Francisco Moreno Sánchez, the head of internal medicine at ABC Hospital in Mexico City, told local media Wednesday that he’s worried about the lack of diagnostic testing in the country and fears there are “many more cases” circulating “undetected.”
He said if true, the spread of the disease will have a “brutal” impact on Mexico.
“We need to copy what some other countries are doing in early detection of the disease,” Moreno said in an interview with El Heraldo Radio, adding that he believes the country is “waiting for the problem to start before taking measures.”
“My fear is that, when it grows, we’re going to be far from being able to contain it.”
Moreno also expressed concern about how the nation’s health-care system would fare under a widespread outbreak. He said as of now, there are only three medical centres in Mexico certified to test for COVID-19. But for someone to get tested, they must have recently travelled to a country deemed “high-risk” or have known contact with an infected person.
As of March 11, Mexico’s Health Ministry had conducted a total of 324 tests.
Moreno believes this strategy is limiting accurate case identification since the virus has now spread to more than 100 countries.
Mexico’s president has urged the population to remain calm, saying the country has the “capacity to handle the situation.” He’s gone as far as downplaying the concerns.
Part of Moreno’s worry about the virus stems from Mexico’s lack of measures at its airports. The country has not implemented many border screening measures at airports or other ports of entry for travellers to Mexico. The government said it has no plans to restrict international travel or close borders despite a measure announced by the United States.
Detection methods at Mexico’s capital city airport were only intensified after the eighth confirmed case. The country postponed its first major event — an international tourism conference — over virus fears on Thursday.
The global outbreak comes during one of the busiest travel times of the year for Canadians and Americans.
Tourism is vital to Mexico’s economy — an estimated 44 million international tourists visited Mexico in 2019. It’s also a top destination spot for spring breakers across North America.
Any second-guessing Canadians are having about visiting Mexico are not unwarranted, according to Dr. Jeff Kwong, a scientist with ICES and Public Health Ontario.
“Going to resorts might not be the best idea right now,” he told Global News.
“For those who are elderly and/or have chronic medical conditions, getting sick while in Mexico could be disastrous.”
Older people — especially those with a history of chronic illness — are the most at risk of contracting the virus.
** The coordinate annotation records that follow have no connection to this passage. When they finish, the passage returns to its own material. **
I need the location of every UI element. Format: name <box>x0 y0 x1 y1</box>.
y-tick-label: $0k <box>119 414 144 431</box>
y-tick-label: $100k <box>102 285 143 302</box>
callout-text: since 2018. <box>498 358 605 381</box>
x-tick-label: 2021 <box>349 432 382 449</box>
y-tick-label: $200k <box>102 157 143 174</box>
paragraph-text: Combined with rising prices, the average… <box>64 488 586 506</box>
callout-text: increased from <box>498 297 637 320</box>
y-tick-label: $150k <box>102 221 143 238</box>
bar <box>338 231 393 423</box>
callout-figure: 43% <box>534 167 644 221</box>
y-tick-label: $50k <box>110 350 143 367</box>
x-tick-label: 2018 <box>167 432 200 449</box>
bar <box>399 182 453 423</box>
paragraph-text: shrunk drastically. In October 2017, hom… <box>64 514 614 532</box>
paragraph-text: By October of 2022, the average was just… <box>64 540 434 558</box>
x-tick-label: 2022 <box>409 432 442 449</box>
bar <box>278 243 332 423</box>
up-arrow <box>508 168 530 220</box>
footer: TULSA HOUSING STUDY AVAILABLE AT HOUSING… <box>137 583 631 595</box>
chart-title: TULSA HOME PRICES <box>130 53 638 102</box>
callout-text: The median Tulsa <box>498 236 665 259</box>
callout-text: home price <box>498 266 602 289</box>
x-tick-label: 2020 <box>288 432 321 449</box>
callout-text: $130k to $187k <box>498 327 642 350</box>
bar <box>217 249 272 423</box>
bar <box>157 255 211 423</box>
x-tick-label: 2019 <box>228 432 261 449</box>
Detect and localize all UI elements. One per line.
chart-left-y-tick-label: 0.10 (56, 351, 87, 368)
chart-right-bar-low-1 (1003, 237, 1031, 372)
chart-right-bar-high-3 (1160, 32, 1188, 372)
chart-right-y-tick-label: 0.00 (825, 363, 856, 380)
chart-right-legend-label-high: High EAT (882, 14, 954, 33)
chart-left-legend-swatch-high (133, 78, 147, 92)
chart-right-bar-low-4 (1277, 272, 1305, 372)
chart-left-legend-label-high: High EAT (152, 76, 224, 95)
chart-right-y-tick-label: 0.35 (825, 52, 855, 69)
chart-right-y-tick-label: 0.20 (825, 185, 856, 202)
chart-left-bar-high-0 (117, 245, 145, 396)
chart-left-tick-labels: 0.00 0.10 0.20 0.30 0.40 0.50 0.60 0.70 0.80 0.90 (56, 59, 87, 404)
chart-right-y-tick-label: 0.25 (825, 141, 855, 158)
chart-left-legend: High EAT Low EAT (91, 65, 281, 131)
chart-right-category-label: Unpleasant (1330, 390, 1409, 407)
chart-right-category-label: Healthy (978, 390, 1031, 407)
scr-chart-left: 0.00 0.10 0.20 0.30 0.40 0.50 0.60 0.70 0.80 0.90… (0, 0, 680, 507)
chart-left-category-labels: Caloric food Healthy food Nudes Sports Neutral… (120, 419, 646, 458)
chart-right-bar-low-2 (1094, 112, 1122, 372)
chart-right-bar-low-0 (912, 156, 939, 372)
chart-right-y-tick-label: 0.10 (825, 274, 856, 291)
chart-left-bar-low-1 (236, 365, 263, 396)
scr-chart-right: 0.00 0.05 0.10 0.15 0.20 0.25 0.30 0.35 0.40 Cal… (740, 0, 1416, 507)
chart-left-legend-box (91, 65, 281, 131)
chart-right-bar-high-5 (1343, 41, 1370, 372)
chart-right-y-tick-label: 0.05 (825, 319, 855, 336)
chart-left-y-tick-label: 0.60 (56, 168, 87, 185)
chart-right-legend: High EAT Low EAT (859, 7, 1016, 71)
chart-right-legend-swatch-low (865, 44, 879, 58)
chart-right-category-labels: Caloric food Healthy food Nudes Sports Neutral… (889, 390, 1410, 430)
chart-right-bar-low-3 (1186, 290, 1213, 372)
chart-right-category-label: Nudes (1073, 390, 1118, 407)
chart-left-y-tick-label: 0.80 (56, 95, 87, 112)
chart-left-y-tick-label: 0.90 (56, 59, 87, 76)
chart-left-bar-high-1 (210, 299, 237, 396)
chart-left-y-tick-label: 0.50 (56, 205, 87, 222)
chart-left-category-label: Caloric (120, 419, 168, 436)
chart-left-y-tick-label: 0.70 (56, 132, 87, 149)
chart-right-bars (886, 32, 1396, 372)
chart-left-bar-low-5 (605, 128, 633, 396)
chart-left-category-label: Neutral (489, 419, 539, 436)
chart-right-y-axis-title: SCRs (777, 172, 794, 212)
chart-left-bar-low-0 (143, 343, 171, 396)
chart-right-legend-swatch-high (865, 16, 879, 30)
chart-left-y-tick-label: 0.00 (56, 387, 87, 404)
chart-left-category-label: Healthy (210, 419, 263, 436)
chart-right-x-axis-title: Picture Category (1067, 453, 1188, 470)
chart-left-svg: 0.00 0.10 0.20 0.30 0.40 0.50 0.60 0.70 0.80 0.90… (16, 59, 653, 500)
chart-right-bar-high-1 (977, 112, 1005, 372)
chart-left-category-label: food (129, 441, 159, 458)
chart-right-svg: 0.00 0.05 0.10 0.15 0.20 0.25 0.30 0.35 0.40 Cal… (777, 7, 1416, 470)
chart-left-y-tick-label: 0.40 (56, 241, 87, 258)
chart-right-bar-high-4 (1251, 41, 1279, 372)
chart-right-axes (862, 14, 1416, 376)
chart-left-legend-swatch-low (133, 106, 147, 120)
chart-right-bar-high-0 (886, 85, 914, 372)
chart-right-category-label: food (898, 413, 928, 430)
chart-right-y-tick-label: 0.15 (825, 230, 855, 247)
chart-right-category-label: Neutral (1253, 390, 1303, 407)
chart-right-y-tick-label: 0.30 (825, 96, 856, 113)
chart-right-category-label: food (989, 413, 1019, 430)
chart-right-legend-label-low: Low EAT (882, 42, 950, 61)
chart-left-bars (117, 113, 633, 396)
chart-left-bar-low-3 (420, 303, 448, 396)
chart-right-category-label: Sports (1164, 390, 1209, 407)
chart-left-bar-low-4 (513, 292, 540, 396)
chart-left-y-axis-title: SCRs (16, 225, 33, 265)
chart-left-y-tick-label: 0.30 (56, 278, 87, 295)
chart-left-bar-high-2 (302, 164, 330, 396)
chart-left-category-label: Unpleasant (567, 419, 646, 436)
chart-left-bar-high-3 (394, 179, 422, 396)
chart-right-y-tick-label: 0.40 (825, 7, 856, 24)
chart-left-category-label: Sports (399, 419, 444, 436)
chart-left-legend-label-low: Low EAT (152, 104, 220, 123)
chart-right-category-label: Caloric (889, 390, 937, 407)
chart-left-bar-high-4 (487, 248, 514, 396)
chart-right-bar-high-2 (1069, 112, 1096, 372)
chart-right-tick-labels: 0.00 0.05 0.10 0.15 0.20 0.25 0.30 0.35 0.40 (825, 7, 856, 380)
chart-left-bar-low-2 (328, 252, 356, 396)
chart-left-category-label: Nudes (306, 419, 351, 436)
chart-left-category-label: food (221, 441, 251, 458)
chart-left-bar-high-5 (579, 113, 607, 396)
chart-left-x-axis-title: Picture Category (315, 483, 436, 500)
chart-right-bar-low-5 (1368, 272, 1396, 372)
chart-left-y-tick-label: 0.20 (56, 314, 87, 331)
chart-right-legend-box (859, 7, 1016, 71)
A recent study by the Chinese Center for Disease Control and Prevention suggests a person’s chances of dying from COVID-19 only increase with age. So far, most of those who have died had underlying health conditions.
Kwong believes its “very likely” Mexico has more undetected cases.
“Ontario has a population of 14 million and we have identified more than 40 cases based on having performed a few thousand tests,” said Kwong.
“Mexico has a population of 129 million people. So having done only 324 or so tests and identified 12 cases strongly suggests they have not tested enough people. It wouldn’t surprise me if they actually have 400 to 600 cases, which is 10 times the number we have in Ontario right now, or even more.”
But is cancelling spring break plans the right move?
At this point in the outbreak, it doesn’t matter where you’re travelling, said Ashleigh Tuite, an epidemiologist at the University of Toronto — considering the risks is crucial.
“If I were travelling anywhere internationally, I wouldn’t interpret a small number of officially reported COVID-19 cases as an indication that there is a low risk at the destination,” she said.
“Travellers everywhere should practise the same precautions they are at home and not assume that a lack of reported cases means no transmission.”
Confused about COVID-19? Here are some things you need to know:
Health officials say the risk is very low for Canadians, but they caution against travel to affected areas (a list can be found here). If you do travel to these places, they recommend you self-monitor to see whether you develop symptoms and if you do, to contact public health authorities.
Symptoms can include fever, cough and difficulty breathing – very similar to a cold or flu. Some people can develop a more severe illness. People most at risk of this include older adults and people with severe chronic medical conditions like heart, lung or kidney disease.
To prevent the virus from spreading, experts recommend frequent handwashing and coughing into your sleeve. And if you get sick, stay at home.